As the number of older people throughout the globe continues to grow, the health- related consequences of the aging population will dominate medical care. Chronic inflammation underpins several age-related diseases such as atherosclerosis, Alzheimer’s Disease, sarcopenia, and arthritis. The origins of chronic inflammation with aging are not clear but increasing adiposity may be a contributor. More than a third of individuals aged greater than 60 are obese with a particular increase in intra-abdominal fat. Prior experimental studies in mice have revealed that aging induces a more inflammatory profile in the visceral fat consisting of inflammatory (termed M1) macrophages [1]. Furthermore, the age-enhanced production of inflammatory cytokines such as tumor necrosis factor (TNF)-α, which induce insulin resistance during obesity [2], in visceral adipose tissue depends on the expression of Toll like receptor 4, a key innate immune receptor [1].
One potential highly morbid consequence of obesity is atrial fibrillation (AF). AF is the most common arrhythmia, affecting nearly five million patients across the US and the number one cause of hospitalizations from arrhythmias [3]. The incidence of AF is projected to double over the next two decades. Clinical studies have associated increased body mass index with AF. Specifically, with every unit increase in body mass index there is up to an 8% increase in the development of AF [4]. While obesity occurs with other risk factors for AF, including hypertension, atherosclerosis, diabetes and sleep apnea, an ovine AF model demonstrated that obesity alone can substantially enhance AF [5]. Given the epidemic of obesity across the globe and particularly within the US, we urgently need to understand the mechanisms by which obesity enhances AF.

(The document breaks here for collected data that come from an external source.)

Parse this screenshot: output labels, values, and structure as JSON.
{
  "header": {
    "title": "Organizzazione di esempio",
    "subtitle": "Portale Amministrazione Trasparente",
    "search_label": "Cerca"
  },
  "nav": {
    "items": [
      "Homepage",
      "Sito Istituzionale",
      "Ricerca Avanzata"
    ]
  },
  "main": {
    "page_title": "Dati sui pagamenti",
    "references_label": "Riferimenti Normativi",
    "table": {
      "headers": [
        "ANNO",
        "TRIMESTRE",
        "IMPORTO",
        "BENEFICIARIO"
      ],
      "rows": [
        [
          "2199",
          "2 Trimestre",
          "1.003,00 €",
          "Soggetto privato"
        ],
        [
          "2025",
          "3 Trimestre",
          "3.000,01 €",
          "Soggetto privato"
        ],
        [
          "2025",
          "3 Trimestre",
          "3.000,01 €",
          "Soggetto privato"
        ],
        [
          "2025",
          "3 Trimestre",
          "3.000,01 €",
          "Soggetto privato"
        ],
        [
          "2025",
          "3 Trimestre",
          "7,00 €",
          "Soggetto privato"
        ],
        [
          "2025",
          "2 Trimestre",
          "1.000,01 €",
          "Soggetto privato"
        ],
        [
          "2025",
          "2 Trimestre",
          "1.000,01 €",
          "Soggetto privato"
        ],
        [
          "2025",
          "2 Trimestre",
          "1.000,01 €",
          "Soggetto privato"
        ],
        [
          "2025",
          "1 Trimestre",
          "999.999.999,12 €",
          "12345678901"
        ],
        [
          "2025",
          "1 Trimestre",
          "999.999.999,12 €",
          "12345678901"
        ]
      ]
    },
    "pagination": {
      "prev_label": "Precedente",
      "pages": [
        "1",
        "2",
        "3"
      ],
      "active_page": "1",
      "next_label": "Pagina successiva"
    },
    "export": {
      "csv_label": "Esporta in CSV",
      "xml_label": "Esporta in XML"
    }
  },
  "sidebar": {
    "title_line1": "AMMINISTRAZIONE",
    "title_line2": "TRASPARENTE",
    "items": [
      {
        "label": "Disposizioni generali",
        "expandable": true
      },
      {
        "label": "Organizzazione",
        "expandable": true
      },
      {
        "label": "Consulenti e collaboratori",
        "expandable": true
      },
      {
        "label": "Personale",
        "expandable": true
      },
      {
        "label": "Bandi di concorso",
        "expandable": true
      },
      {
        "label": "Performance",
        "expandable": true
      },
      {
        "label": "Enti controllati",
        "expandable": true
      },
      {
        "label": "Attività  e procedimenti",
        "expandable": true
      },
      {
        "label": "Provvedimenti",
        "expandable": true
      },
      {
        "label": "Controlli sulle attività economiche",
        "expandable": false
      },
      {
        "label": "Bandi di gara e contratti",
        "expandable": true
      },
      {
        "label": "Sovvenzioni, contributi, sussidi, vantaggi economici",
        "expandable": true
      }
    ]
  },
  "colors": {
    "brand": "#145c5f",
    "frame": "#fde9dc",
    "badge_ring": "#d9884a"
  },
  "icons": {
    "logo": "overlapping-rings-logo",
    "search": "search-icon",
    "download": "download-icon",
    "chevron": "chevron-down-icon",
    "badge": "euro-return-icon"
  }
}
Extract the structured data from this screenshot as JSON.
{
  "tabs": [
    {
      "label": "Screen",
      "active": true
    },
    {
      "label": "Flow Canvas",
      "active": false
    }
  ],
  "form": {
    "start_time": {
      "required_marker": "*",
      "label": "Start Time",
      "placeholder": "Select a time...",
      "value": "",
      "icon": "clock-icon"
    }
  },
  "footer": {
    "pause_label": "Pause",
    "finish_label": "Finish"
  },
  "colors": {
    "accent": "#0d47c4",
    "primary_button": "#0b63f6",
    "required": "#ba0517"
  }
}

Inflammation could be an underlying mechanism connecting adiposity to AF. Clinical studies have associated several circulating inflammatory mediators with AF, including C-reactive protein (CRP), interleukin (IL)-1β, IL-6, TNF-α, and immune complement activation with persistent AF [6]. Epicardial fat is a major source of adipokines, inflammatory cytokines and free fatty acids, which contributes to fibrotic remodeling within the atrial myocardium [7]. Macrophages and neutrophils, key cellular mediators of inflammation, may contribute to AF by infiltrating the atria or the epicardial fat, releasing reactive oxygen species, producing inflammatory cytokines, chemokines, metalloproteinases or myeloperoxidases. Inflammation is also critical for insulin resistance in experimental models of diet-induced obesity [3]. Increasing adiposity leads to the recruitment of macrophages into the fat depots. Macrophages, along with adipocytes, produce inflammatory mediators including TNF-α, which may mediate insulin resistance. Thus, inflammation occurs in obesity and AF, yet the inflammatory pathway linking obesity to AF has not been identified.
Clearly, future investigations will be required to unravel how increased adiposity, either from diet or from aging, leads to AF. To comprehensively address this highly biomedically relevant issue will require a combination of experimental approaches. Specifically, murine models will allow one to genetically delete or over express a pathway of interest in a specific cell type. Large animal models, such as the sheep, in which AF can be sustained for weeks [8] will allow for the examination of novel therapeutics in dosages that may be effective in humans. Use of in vitro cultures with human cardiomyocytes derived from stem cells will permit one to examine whether inflammatory mediators produced by adipose tissue remodel human atrial ion channels to promote AF. Through such a combined strategy, one hopes to elucidate novel inflammatory pathways and novel anti-inflammatories to mitigate the AF promoting effects of adiposity that occur with aging and obesity.